Frame Game

Occupation Obfuscation

Israel’s new tactics to delay Palestinian statehood and blame the Palestinians.

Israeli Prime Minister Benjamin Netanyahu

Words don’t matter. That’s what Israeli Prime Minister Benjamin Netanyahu said for many years about Palestinian promises of peace. What matters is what the Palestinians do. To achieve statehood, they must define clear borders, end legal claims to Israeli land, and help secure Israel against terrorism.

But now that Mahmoud Abbas, the president of the Palestinian Authority, is delivering security and pressing for sovereign borders in an appeal to the United Nations, Netanyahu’s attitude has changed. The prime minister is finding new reasons to impede or complicate the quest for Palestinian statehood, based on Abbas’ words, not his deeds. It’s a cynical game of semantics.

On Friday, as  both men spoke at the U.N., Netanyahu tried to exploit four key terms:

1. Negotiate. In his speech, Netanyahu framed Abbas’ request for U.N. recognition as evidence that “‘the Palestinians have refused to negotiate” with Israel. “We need to have real security arrangements, which the Palestinians simply refuse to negotiate with us,” said Netanyahu.

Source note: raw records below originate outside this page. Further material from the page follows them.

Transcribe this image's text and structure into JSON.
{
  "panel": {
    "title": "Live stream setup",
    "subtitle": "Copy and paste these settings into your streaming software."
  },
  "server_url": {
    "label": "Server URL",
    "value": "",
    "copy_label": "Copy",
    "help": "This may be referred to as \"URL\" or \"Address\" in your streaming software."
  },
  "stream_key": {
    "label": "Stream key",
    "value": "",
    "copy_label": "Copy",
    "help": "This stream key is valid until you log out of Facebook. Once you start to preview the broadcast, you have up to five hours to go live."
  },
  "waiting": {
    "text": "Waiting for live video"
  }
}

Nonsense. The P.A. has been negotiating with Israel all along. They just don’t call it negotiation. Their emissaries meet backstage to negotiate terms of negotiation. It’s stubborn, slow, often petty, and seldom productive. But it’s still negotiation. In recent months, Abbas has met secretly with Israeli President Shimon Peres at least four times to negotiate possible negotiations.

The Palestinian bid for U.N. recognition is itself a negotiating strategy: Abbas hopes it will give him leverage in talks with Israel. He said so in his speech: U.N. recognition “enhances the chances of success of the negotiations.” Abbas blamed the breakdown of talks on Israel’s refusal to accept “terms of reference for the negotiations.” In other words, Abbas is trying to negotiate better terms for negotiation.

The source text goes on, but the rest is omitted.